The following day, while chatting with a group of Gypsies in the small Transylvanian village of Dealu Frumos, I get an insight into a side of the Roma that I have been constantly warned about but have not yet encountered. A young man and his friends are telling me about tsigani de casatsi—house Gypsies—"bad ones, who don't work on the land like us but just steal for a living." Without warning, he wrenches my notebook from my hands and shoves me against the car. I am punched in the kidneys, and my arm is twisted behind me. A blade is held to the side of my neck, and suddenly I am surrounded by roaring Gypsies, maybe 30 of them, more appearing every few seconds from the surrounding houses. My translator, Mihai, is punched in the head. "Money! Money! Money!" his tormentors bellow. I am allowed into the car to retrieve my bag, but Mihai is kept outside, a hostage to my ransom. I offer all the money from my wallet, and Mihai pulls free and throws himself into the back seat. As we drive off, we do an inventory of our injuries. Apart from bruises and shock, my main injury is to my hitherto benign image of the Roma as a wronged and misunderstood people.
That reporter went to Eastern Europe had clearly intended to write an article about how gypsies are persecuted by bigoted Slovakians and Romanians- but when behaviour like that is widespread in a community then someone who refused to prejudge Roma might be admirable but would also put themselves at unnecessary danger.

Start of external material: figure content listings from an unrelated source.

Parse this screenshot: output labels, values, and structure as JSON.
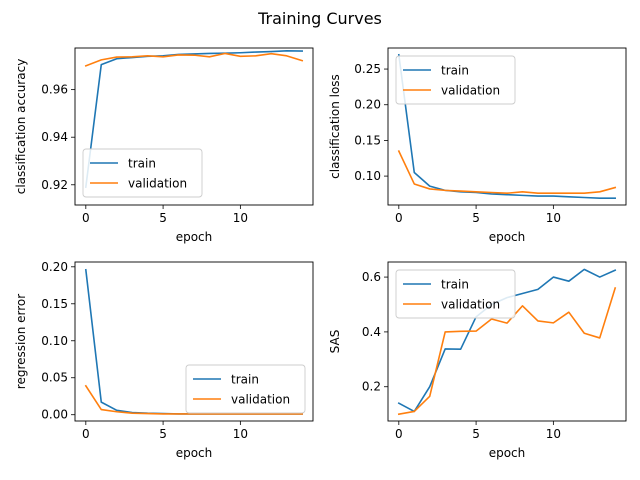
{
  "figure": {
    "title": "Training Curves"
  },
  "colors": {
    "train": "#1f77b4",
    "validation": "#ff7f0e"
  },
  "chart_data": [
    {
      "type": "line",
      "xlabel": "epoch",
      "ylabel": "classification accuracy",
      "xlim": [
        -0.7,
        14.7
      ],
      "ylim": [
        0.9115,
        0.9775
      ],
      "xticks": [
        0,
        5,
        10
      ],
      "yticks": [
        0.92,
        0.94,
        0.96
      ],
      "ytick_labels": [
        "0.92",
        "0.94",
        "0.96"
      ],
      "grid": false,
      "legend": {
        "location": "lower-left",
        "entries": [
          "train",
          "validation"
        ]
      },
      "series": [
        {
          "name": "train",
          "color": "#1f77b4",
          "x": [
            0,
            1,
            2,
            3,
            4,
            5,
            6,
            7,
            8,
            9,
            10,
            11,
            12,
            13,
            14
          ],
          "y": [
            0.919,
            0.9705,
            0.973,
            0.9735,
            0.974,
            0.9742,
            0.9748,
            0.975,
            0.9752,
            0.9753,
            0.9755,
            0.9758,
            0.976,
            0.9763,
            0.9762
          ]
        },
        {
          "name": "validation",
          "color": "#ff7f0e",
          "x": [
            0,
            1,
            2,
            3,
            4,
            5,
            6,
            7,
            8,
            9,
            10,
            11,
            12,
            13,
            14
          ],
          "y": [
            0.97,
            0.9725,
            0.9737,
            0.9738,
            0.9742,
            0.9738,
            0.9746,
            0.9745,
            0.9738,
            0.9752,
            0.974,
            0.9742,
            0.9751,
            0.9742,
            0.9722
          ]
        }
      ]
    },
    {
      "type": "line",
      "xlabel": "epoch",
      "ylabel": "classification loss",
      "xlim": [
        -0.7,
        14.7
      ],
      "ylim": [
        0.0595,
        0.2795
      ],
      "xticks": [
        0,
        5,
        10
      ],
      "yticks": [
        0.1,
        0.15,
        0.2,
        0.25
      ],
      "ytick_labels": [
        "0.10",
        "0.15",
        "0.20",
        "0.25"
      ],
      "grid": false,
      "legend": {
        "location": "upper-left",
        "entries": [
          "train",
          "validation"
        ]
      },
      "series": [
        {
          "name": "train",
          "color": "#1f77b4",
          "x": [
            0,
            1,
            2,
            3,
            4,
            5,
            6,
            7,
            8,
            9,
            10,
            11,
            12,
            13,
            14
          ],
          "y": [
            0.27,
            0.105,
            0.086,
            0.08,
            0.078,
            0.077,
            0.075,
            0.074,
            0.073,
            0.072,
            0.072,
            0.071,
            0.07,
            0.069,
            0.069
          ]
        },
        {
          "name": "validation",
          "color": "#ff7f0e",
          "x": [
            0,
            1,
            2,
            3,
            4,
            5,
            6,
            7,
            8,
            9,
            10,
            11,
            12,
            13,
            14
          ],
          "y": [
            0.135,
            0.089,
            0.082,
            0.08,
            0.079,
            0.078,
            0.077,
            0.076,
            0.078,
            0.076,
            0.076,
            0.076,
            0.076,
            0.078,
            0.084
          ]
        }
      ]
    },
    {
      "type": "line",
      "xlabel": "epoch",
      "ylabel": "regression error",
      "xlim": [
        -0.7,
        14.7
      ],
      "ylim": [
        -0.0085,
        0.2065
      ],
      "xticks": [
        0,
        5,
        10
      ],
      "yticks": [
        0.0,
        0.05,
        0.1,
        0.15,
        0.2
      ],
      "ytick_labels": [
        "0.00",
        "0.05",
        "0.10",
        "0.15",
        "0.20"
      ],
      "grid": false,
      "legend": {
        "location": "lower-right",
        "entries": [
          "train",
          "validation"
        ]
      },
      "series": [
        {
          "name": "train",
          "color": "#1f77b4",
          "x": [
            0,
            1,
            2,
            3,
            4,
            5,
            6,
            7,
            8,
            9,
            10,
            11,
            12,
            13,
            14
          ],
          "y": [
            0.196,
            0.017,
            0.006,
            0.003,
            0.002,
            0.0015,
            0.001,
            0.001,
            0.001,
            0.001,
            0.001,
            0.001,
            0.001,
            0.001,
            0.001
          ]
        },
        {
          "name": "validation",
          "color": "#ff7f0e",
          "x": [
            0,
            1,
            2,
            3,
            4,
            5,
            6,
            7,
            8,
            9,
            10,
            11,
            12,
            13,
            14
          ],
          "y": [
            0.039,
            0.007,
            0.004,
            0.002,
            0.0015,
            0.001,
            0.001,
            0.001,
            0.001,
            0.001,
            0.001,
            0.001,
            0.001,
            0.001,
            0.001
          ]
        }
      ]
    },
    {
      "type": "line",
      "xlabel": "epoch",
      "ylabel": "SAS",
      "xlim": [
        -0.7,
        14.7
      ],
      "ylim": [
        0.075,
        0.655
      ],
      "xticks": [
        0,
        5,
        10
      ],
      "yticks": [
        0.2,
        0.4,
        0.6
      ],
      "ytick_labels": [
        "0.2",
        "0.4",
        "0.6"
      ],
      "grid": false,
      "legend": {
        "location": "upper-left",
        "entries": [
          "train",
          "validation"
        ]
      },
      "series": [
        {
          "name": "train",
          "color": "#1f77b4",
          "x": [
            0,
            1,
            2,
            3,
            4,
            5,
            6,
            7,
            8,
            9,
            10,
            11,
            12,
            13,
            14
          ],
          "y": [
            0.14,
            0.11,
            0.2,
            0.338,
            0.337,
            0.455,
            0.5,
            0.525,
            0.54,
            0.555,
            0.6,
            0.585,
            0.628,
            0.6,
            0.625
          ]
        },
        {
          "name": "validation",
          "color": "#ff7f0e",
          "x": [
            0,
            1,
            2,
            3,
            4,
            5,
            6,
            7,
            8,
            9,
            10,
            11,
            12,
            13,
            14
          ],
          "y": [
            0.1,
            0.11,
            0.165,
            0.4,
            0.402,
            0.403,
            0.447,
            0.432,
            0.495,
            0.44,
            0.433,
            0.472,
            0.395,
            0.378,
            0.56
          ]
        }
      ]
    }
  ]
}
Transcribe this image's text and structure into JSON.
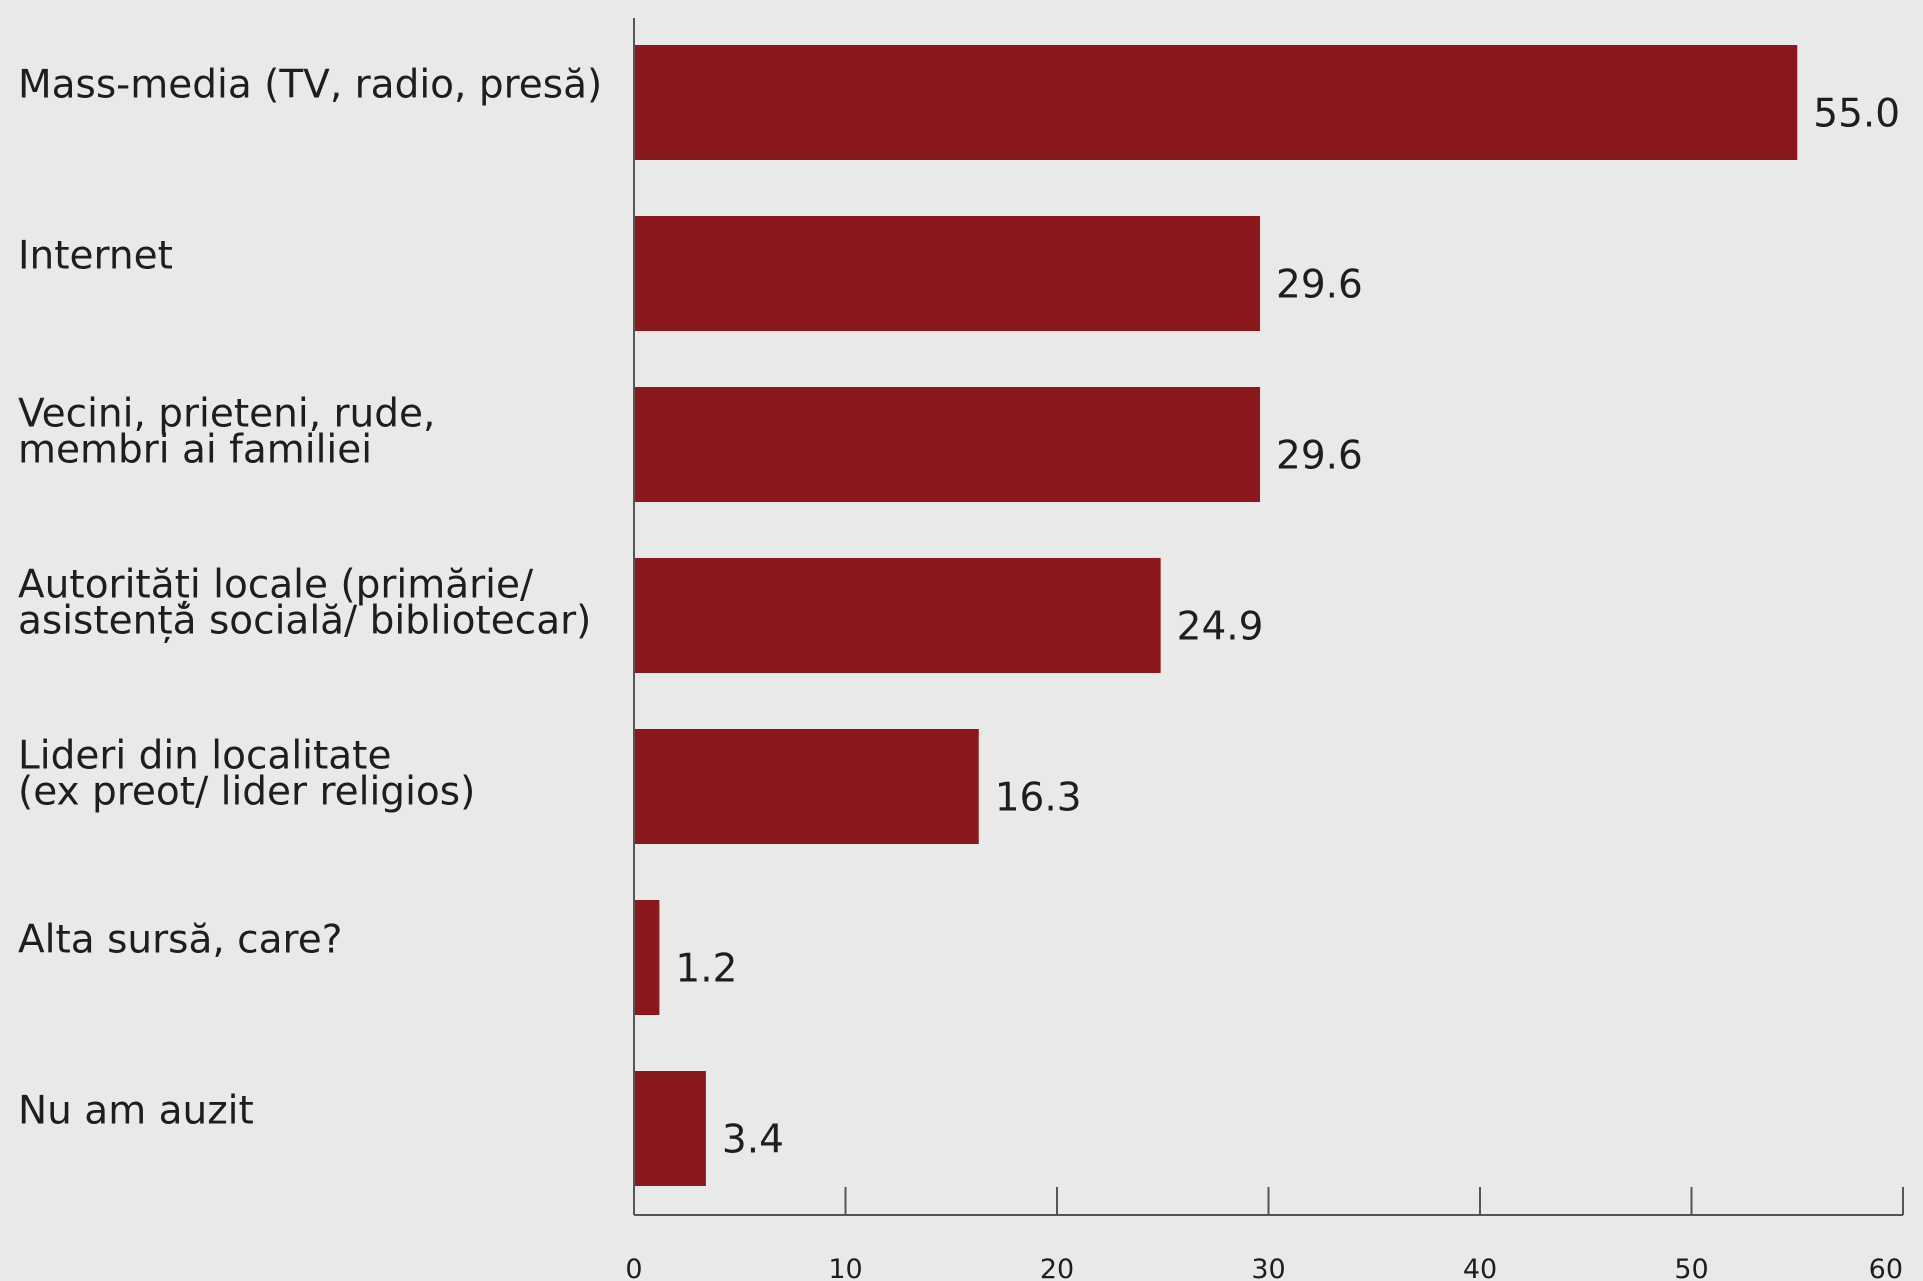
{
  "chart_data": {
    "type": "bar",
    "orientation": "horizontal",
    "categories": [
      [
        "Mass-media (TV, radio, presă)"
      ],
      [
        "Internet"
      ],
      [
        "Vecini, prieteni, rude,",
        "membri ai familiei"
      ],
      [
        "Autorități locale (primărie/",
        "asistență socială/ bibliotecar)"
      ],
      [
        "Lideri din localitate",
        "(ex preot/ lider religios)"
      ],
      [
        "Alta sursă, care?"
      ],
      [
        "Nu am auzit"
      ]
    ],
    "values": [
      55.0,
      29.6,
      29.6,
      24.9,
      16.3,
      1.2,
      3.4
    ],
    "value_labels": [
      "55.0",
      "29.6",
      "29.6",
      "24.9",
      "16.3",
      "1.2",
      "3.4"
    ],
    "xlim": [
      0,
      60
    ],
    "xticks": [
      0,
      10,
      20,
      30,
      40,
      50,
      60
    ],
    "title": "",
    "xlabel": "",
    "ylabel": "",
    "grid": false,
    "legend": "none",
    "colors": {
      "bar": "#8b181d",
      "axis": "#555555",
      "text": "#1e1e1e",
      "background": "#e9e9e9"
    }
  }
}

In other words the only way prejudice against the group will stop is if there is a clamp down on anti-social behaviour within the group.

6 comments:

JuliaM said...

Oh, that's almost as delicious as the time George Monbiot joined the hippie protest & was relieved of his belongings! :)

James Higham said...

Are we now Romaphobes?

Ross said...

JUlia- Yes! I'd forgotten about that classic moment.

Furor Teutonicus said...

XX most famously they were one of the groups targeted for extermination by Hitler in the Holocaust. XX

The solution MAY have been questionable, but the reasons were and remain, as YOU in the U.K are now finding out, and we here, in "Eastern Europe," have known for centuries, entirely plausible.

Anonymous said...

"But historically their skill has been to survive among a great diversity of hosts, among those always more powerful and entitled than themselves, enduring both the fist of hostility and the bear hug of forced assimilation by remaining nomads of the spirit."

Oh pass me an onion for my eye. It seems the author learned nothing by the experience.

If we're the hosts, does that make them the parasites ?

Ross said...

"It seems the author learned nothing by the experience"

I originally saw the article when someone linked to it as an example of how the MSM can tell the truth about gypsies providing that they demonstrate that they've learned nothing.